Isabel appeared in a white kimono, the kind used by people who practise martial arts, tied with a green belt. I didn’t know if it put her down at the bottom of the hierarchy, up at the top or somewhere just so-so. Over it she was wearing a waterproof jacket that was very thick and very green.
She walked into the coffee shop where we had arranged to meet, picked her way through the people until she got to our table and hugged me. We were almost the same height. Then she shook Fernando’s hand with martial-arts vigor and Carlos’s hand with the same martial-arts vigor.

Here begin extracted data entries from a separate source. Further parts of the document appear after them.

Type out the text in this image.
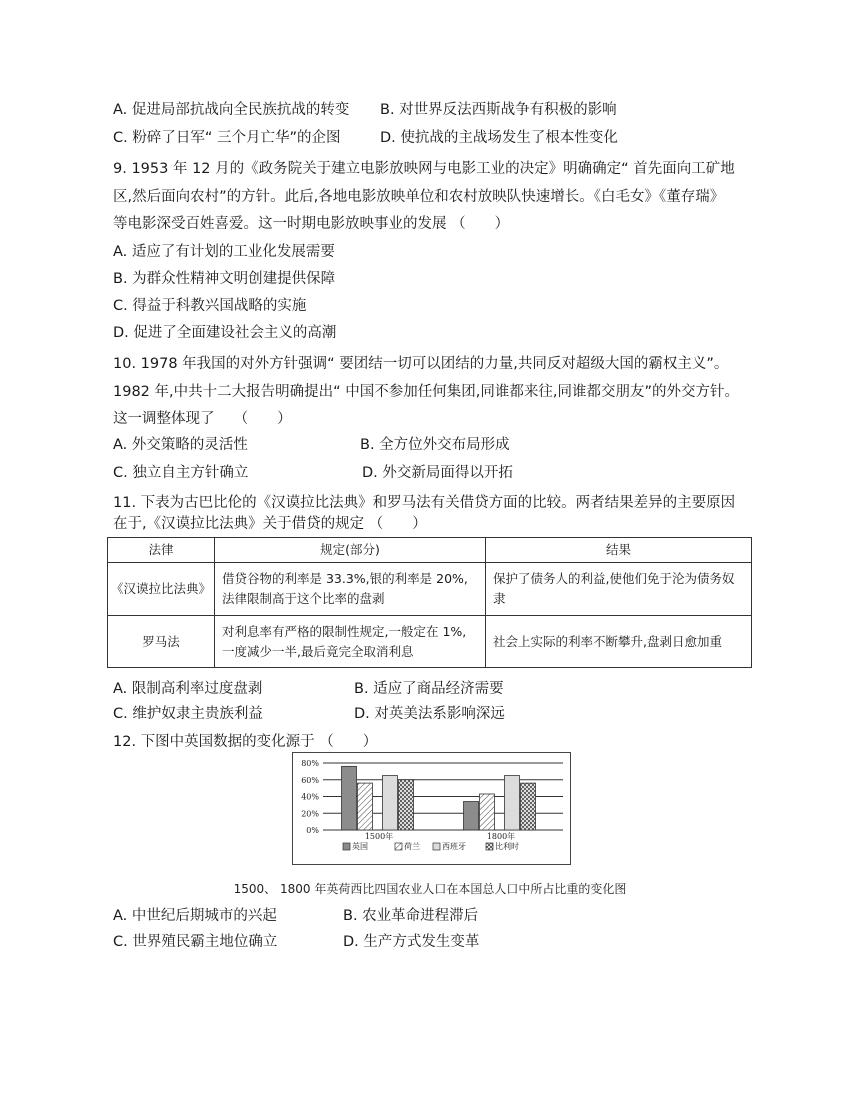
A. 促进局部抗战向全民族抗战的转变 B. 对世界反法西斯战争有积极的影响
C. 粉碎了日军“ 三个月亡华”的企图	D. 使抗战的主战场发生了根本性变化
9. 1953 年 12 月的《政务院关于建立电影放映网与电影工业的决定》明确确定“ 首先面向工矿地
区,然后面向农村”的方针。此后,各地电影放映单位和农村放映队快速增长。《白毛女》《董存瑞》
等电影深受百姓喜爱。这一时期电影放映事业的发展 （　　）
A. 适应了有计划的工业化发展需要
B. 为群众性精神文明创建提供保障
C. 得益于科教兴国战略的实施
D. 促进了全面建设社会主义的高潮
10. 1978 年我国的对外方针强调“ 要团结一切可以团结的力量,共同反对超级大国的霸权主义”。
1982 年,中共十二大报告明确提出“ 中国不参加任何集团,同谁都来往,同谁都交朋友”的外交方针。
这一调整体现了　 （　　）
A. 外交策略的灵活性	B. 全方位外交布局形成
C. 独立自主方针确立	D. 外交新局面得以开拓
11. 下表为古巴比伦的《汉谟拉比法典》和罗马法有关借贷方面的比较。两者结果差异的主要原因
在于,《汉谟拉比法典》关于借贷的规定 （　　）
法律	规定(部分)	结果
《汉谟拉比法典》	借贷谷物的利率是 33.3%,银的利率是 20%,法律限制高于这个比率的盘剥	保护了债务人的利益,使他们免于沦为债务奴隶
罗马法	对利息率有严格的限制性规定,一般定在 1%,一度减少一半,最后竟完全取消利息	社会上实际的利率不断攀升,盘剥日愈加重
A. 限制高利率过度盘剥	B. 适应了商品经济需要
C. 维护奴隶主贵族利益	D. 对英美法系影响深远
12. 下图中英国数据的变化源于 （　　）
0%
20%
40%
60%
80%
1500年	1800年
英国	荷兰	西班牙	比利时
1500、 1800 年英荷西比四国农业人口在本国总人口中所占比重的变化图
A. 中世纪后期城市的兴起	B. 农业革命进程滞后
C. 世界殖民霸主地位确立	D. 生产方式发生变革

She sat down and looked at the enormous slice of chocolate cake that Carlos was eating and asked what’s that? Can I have a taste? And Carlos cut a (small) piece off with his fork and held it up to her mouth and thought it was funny. Him, a boy, feeding a grown woman. There was chocolate with chocolate filling and chocolate icing and pieces of chocolate negligently smeared around the Salvadorian boy’s mouth, but they disappeared politely into the Puerto Rican woman’s mouth.
And she said I’m always starving after practice.
And Carlos asked if she did judo or karate and she said aikido. And he said he’d never heard of it. And she said I’ll take you down later so you can see what it’s like.